There is a brand new Python compiler, which is being discussed on Reddit.
https://www.reddit.com/r/Python/comments/w7vlim/i_made_a_python_compiler_that_can_compile_python/
https://github.com/Omyyyy/pycom/tree/main
It doesn’t make sense to compile (more precisely, to translate) Python into C++, because the languages are radically different.
With best efforts one can translate the bare minimum of language’s features. For example, this code val = 1; val = 'hello'
(where types are dynamically changed) won’t translate to C++. But let’s look into details, what the “compiler” does.

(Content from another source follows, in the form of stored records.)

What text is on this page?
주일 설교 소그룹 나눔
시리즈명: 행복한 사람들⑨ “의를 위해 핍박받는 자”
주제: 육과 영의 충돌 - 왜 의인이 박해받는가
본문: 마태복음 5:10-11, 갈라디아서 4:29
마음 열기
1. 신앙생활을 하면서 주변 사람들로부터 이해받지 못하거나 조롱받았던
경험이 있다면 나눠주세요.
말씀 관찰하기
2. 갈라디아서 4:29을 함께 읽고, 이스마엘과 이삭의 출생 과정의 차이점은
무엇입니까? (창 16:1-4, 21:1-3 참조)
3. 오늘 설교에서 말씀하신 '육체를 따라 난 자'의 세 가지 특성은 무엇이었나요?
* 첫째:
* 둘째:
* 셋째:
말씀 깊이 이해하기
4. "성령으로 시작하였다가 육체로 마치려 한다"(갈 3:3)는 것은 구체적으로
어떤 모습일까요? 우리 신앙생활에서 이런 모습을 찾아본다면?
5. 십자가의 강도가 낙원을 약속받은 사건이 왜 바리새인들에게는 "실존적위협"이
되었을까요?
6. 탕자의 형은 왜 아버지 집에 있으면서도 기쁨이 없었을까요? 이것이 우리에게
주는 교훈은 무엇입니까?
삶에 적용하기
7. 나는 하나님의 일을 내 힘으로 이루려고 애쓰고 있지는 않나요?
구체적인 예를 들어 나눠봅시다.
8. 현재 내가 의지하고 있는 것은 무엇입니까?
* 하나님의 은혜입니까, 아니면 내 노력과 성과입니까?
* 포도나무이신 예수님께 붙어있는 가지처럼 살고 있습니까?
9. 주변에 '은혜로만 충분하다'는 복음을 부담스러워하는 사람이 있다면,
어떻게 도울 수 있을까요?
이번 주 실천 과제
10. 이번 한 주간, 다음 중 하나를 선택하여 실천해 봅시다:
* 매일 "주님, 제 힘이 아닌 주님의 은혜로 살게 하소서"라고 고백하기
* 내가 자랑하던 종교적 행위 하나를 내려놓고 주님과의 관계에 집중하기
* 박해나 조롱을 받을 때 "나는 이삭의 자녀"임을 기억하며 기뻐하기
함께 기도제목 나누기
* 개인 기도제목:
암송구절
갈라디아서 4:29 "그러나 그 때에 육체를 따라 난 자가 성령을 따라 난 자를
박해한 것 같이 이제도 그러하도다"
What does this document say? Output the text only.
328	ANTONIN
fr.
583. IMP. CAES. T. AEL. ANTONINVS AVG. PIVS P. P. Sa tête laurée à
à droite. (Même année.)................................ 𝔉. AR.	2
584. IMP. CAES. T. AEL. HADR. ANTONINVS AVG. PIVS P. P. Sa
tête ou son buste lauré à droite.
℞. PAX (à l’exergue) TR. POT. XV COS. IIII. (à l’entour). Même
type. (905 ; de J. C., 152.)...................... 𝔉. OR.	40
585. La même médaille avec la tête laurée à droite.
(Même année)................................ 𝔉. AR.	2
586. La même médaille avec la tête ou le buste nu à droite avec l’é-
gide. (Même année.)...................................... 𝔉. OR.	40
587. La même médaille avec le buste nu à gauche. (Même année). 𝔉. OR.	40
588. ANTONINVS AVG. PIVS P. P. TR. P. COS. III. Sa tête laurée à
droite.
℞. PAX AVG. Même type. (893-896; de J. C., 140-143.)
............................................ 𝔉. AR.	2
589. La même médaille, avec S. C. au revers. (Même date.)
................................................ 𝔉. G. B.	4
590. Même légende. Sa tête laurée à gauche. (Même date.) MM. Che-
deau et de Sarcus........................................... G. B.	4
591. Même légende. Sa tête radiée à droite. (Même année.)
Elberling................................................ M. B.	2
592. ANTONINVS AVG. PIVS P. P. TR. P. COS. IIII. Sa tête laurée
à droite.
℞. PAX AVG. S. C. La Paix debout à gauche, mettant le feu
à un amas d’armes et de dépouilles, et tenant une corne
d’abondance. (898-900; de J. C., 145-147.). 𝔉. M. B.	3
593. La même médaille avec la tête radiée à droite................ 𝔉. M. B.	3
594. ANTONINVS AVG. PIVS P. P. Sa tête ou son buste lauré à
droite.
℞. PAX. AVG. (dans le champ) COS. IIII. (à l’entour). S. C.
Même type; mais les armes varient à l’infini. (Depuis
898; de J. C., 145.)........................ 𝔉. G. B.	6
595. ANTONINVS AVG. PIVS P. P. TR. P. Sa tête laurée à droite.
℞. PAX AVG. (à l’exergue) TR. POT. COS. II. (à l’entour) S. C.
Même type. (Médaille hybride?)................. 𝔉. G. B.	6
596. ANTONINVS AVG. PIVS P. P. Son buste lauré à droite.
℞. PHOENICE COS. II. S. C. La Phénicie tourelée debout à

It’s upsetting that the repository has more that 1000 stars and a lot of positive comments on Reddit, despite being a nonviable tool.
It uses the built-in Python lexer (the tokenizer library to get tokens, and then it would iterate over the tokens and just translate one word in Python to another word in C++: compiler.py. This makes it unable to “compile” almost any program different from “Hello World”, the translator’s logic is not flexible.
This task is better done via the built-in Python lexer+parser (the ast library). The AST uses the “visitor” pattern: the library “visits” every node of the tree and generates the code. Almost all tools that work over source code (including translators) use the visitor pattern. The translator could look like this - gist.github.com.
The next questionable choise is that C++ is needed as the “intermediate representation” just to make sure that we get an optimized executable file. This is also not so fine idea - it’s better to translate Python into LLVM IR, because it is more flexible than C++ (from compiler perspective). You can even find some projects on this topic, when searching python llvm
.
In general, translating Python into another representation to “optimize” it doesn’t make sense - many of Python libraries are actually written on C/C++ and just provide a lightweight Python API!